Fútbol y fuego
Dos realidades muy distintas han protagonizado el interés informativo de estos últimos días.
Recordamos aquella entrevista a una monja de clausura que había sobrepasado los cien años de edad a la que al preguntarle cuál había sido el día más feliz de su vida contestó que aquel en el que España había ganado el Mundial porque nunca había visto a todos tan contentos. Era 2010 y este domingo, de nuevo, hemos vuelto a experimentar esa sensación de alegría compartida. A la memoria nos viene también el paseo marítimo de Benidorm, en pleno mes de julio, a eso de las nueve de la noche, cuando es un bullir de gentes de distintas nacionalidades, casi totalmente vacío por la celebración de aquella semifinal del gol de Puyol. Qué tendrá un partido de fútbol para parar el mundo, para entusiasmar hasta el punto de que a las cinco de la tarde ya había cola para entrar a la plaza de toros de nuestra capital para ver en una pantalla gigante un encuentro que empezaba a las nueve y se emitía en abierto. Esta final nos ha unido bajo un mismo anhelo para vibrar con el triunfo de un equipo en el que todos atacan y defienden, sin grandes figuras, con lo colectivo primando sobre lo individual, que ha recibido tan solo un gol en ocho partidos, consiguiendo por jugar tan juntos, cerrando espacios, que estrellas como Messi o Mbappé, dos de los más grandes de todos los tiempos, quedasen totalmente anulados. Y en un palco Iniesta, Xavi, Casillas, Pujol, Sergio Ramos… los héroes de hace 16 años contemplando a sus sucesores.

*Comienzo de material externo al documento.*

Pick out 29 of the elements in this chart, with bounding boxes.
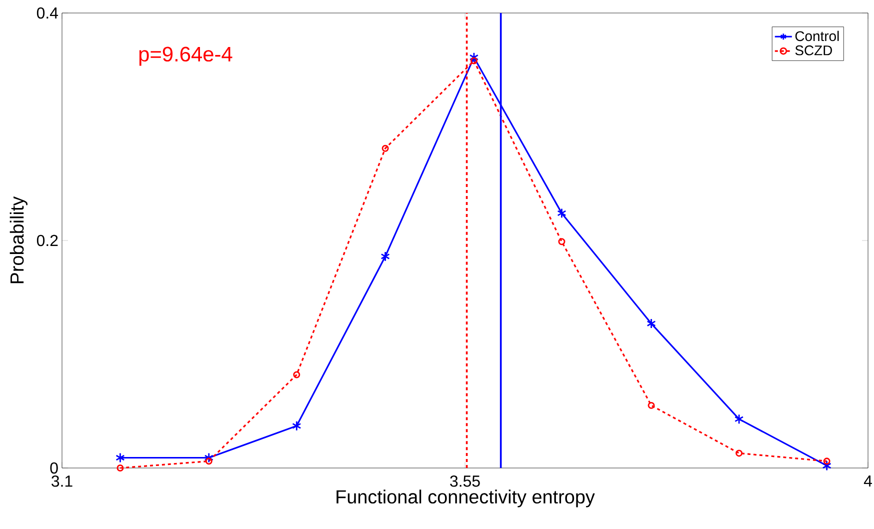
point bbox=[292, 420, 302, 432]
point bbox=[558, 238, 566, 246]
point bbox=[470, 57, 478, 64]
point bbox=[646, 318, 656, 329]
y-tick-label: 0.4 bbox=[36, 7, 58, 19]
point bbox=[736, 450, 743, 457]
point bbox=[822, 460, 832, 471]
point bbox=[823, 458, 830, 465]
y-tick-label: 0 bbox=[50, 462, 58, 474]
point bbox=[469, 52, 479, 63]
point bbox=[204, 452, 214, 463]
legend-label: SCZD bbox=[795, 45, 832, 56]
x-axis-title: Functional connectivity entropy bbox=[336, 490, 595, 508]
point bbox=[116, 464, 124, 472]
point bbox=[557, 208, 566, 218]
annotation: p=9.64e-4 bbox=[139, 46, 232, 66]
point bbox=[116, 452, 125, 463]
y-axis-title: Probability bbox=[10, 196, 28, 284]
legend-label: Control bbox=[795, 30, 839, 42]
point bbox=[205, 458, 212, 465]
x-tick-label: 3.55 bbox=[450, 476, 480, 487]
point bbox=[382, 144, 389, 152]
point bbox=[734, 414, 744, 424]
x-tick-label: 3.1 bbox=[52, 476, 72, 487]
point bbox=[293, 371, 300, 378]
point bbox=[648, 402, 655, 409]
point bbox=[380, 251, 390, 262]
x-tick-label: 4 bbox=[864, 476, 872, 486]
y-tick-label: 0.2 bbox=[36, 234, 58, 246]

Sin duda “la vida puede ser maravillosa’ como decía el inolvidable periodista Andrés Montes, y el domingo lo fue.
Frente a ello, en contraste, el peor incendio de la historia de la provincia en cuanto a extensión de superficie, el que se inició en La Mierla y asola la Sierra Norte. Toda una desgracia medioambiental que se combate con un espectacular despliegue de medios. Ahora toda extinguir el fuego en su totalidad, luego aprender las lecciones que correspondan a cada cual, depurando responsabilidades si procede y mejorando protocolos de prevención y actuación, si es el caso. De momento pongamos en valor el trabajo de todos los que están luchando contra este desastre visitado incluso por Pedro Sánchez, deseando el pitido final de un partido largo y doloroso que también ganaremos.